HAI Weekly Seminar with Mohsen Bayati
The Unreasonable Effectiveness of Greedy Algorithms in Multi-Armed Bandits
The stochastic multi-armed bandit (MAB) is a benchmark model for decision-making under uncertainty. In the classical MAB setting, a decision maker sequentially chooses between a set of alternatives ("arms"), and earns a reward upon each choice. The decision maker's goal is to ensure these rewards are as high as possible over their decision horizon. MABs are used in a wide range of applications, from Internet advertising to healthcare.

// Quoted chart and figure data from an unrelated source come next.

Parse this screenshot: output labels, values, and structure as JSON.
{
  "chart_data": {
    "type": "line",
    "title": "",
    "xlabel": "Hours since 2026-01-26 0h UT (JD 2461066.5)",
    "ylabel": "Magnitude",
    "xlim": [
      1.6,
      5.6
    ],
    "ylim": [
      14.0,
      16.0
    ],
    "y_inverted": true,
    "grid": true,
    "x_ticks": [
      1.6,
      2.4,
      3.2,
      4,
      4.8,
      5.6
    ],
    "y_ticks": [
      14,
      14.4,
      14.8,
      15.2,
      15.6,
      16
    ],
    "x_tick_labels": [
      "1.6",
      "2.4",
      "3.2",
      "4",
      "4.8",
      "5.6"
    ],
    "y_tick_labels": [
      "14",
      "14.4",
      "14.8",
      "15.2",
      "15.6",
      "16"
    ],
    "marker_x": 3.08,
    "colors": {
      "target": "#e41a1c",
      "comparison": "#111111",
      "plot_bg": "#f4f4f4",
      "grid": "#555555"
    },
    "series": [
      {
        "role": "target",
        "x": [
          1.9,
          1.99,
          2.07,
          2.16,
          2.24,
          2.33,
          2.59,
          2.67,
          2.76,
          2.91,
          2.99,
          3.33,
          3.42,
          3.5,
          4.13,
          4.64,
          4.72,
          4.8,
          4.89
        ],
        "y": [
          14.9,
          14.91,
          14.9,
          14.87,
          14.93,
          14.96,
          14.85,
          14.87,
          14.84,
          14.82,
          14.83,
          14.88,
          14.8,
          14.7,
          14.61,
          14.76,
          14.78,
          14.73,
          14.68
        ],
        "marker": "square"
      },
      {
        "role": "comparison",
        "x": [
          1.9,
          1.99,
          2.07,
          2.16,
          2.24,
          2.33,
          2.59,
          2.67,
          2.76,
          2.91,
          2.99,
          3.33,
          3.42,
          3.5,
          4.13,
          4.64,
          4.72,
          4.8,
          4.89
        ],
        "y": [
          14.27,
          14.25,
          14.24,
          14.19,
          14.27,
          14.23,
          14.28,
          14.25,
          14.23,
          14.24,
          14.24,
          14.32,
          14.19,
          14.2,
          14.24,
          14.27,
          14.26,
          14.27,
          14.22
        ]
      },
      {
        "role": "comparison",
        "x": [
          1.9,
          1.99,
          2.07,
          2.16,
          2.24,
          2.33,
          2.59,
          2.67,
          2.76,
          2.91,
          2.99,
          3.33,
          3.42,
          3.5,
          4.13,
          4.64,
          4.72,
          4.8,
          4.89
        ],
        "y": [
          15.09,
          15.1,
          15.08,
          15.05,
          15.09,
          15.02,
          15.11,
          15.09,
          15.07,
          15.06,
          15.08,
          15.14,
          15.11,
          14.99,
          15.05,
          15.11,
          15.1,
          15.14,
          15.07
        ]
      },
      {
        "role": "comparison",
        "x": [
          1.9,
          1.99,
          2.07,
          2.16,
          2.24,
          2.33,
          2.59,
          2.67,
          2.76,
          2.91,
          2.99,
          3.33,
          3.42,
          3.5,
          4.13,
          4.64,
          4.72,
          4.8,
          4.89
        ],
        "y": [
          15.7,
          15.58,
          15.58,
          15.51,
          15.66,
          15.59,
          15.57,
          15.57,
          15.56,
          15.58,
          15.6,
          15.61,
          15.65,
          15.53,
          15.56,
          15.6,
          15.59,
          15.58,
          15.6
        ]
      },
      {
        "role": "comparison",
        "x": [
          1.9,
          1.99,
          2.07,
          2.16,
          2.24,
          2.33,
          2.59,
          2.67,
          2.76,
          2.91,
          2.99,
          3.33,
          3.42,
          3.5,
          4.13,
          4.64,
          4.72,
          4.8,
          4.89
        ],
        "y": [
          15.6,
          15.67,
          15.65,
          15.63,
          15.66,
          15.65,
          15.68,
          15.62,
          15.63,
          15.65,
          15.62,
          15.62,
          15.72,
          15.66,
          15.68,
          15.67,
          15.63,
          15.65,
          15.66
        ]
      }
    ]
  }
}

It is well known that high performing MAB algorithms must balance "exploration", i.e., learning about relatively unknown arms, against "exploitation", i.e., leveraging arms that have already been seen to perform reasonably well. Unfortunately, due to practical constraints, fairness requirements, and ethical considerations, actively exploring may not be possible in some domains. For example, in health care, "exploration" may involve using an untested treatment on a prospective patient, but ethical considerations may preclude such use without appropriate safeguards.
Surprisingly, a body of recent research has suggested that in many practical regimes of interest, algorithms for MAB problems that focus solely on exploitation (i.e., choosing the empirical best arm) -- known as "greedy" algorithms -- in fact can perform quite well, due to exploration that happens for "free" during the run of the algorithm. In this talk we describe this phenomenon; highlight its specific emergence in particular in MAB problems with large numbers of arms, as well as in a range of other settings; and suggest directions for future investigation.
Joint work with Nima Hamidi, Ramesh Johari, and Khashayar Khosravi.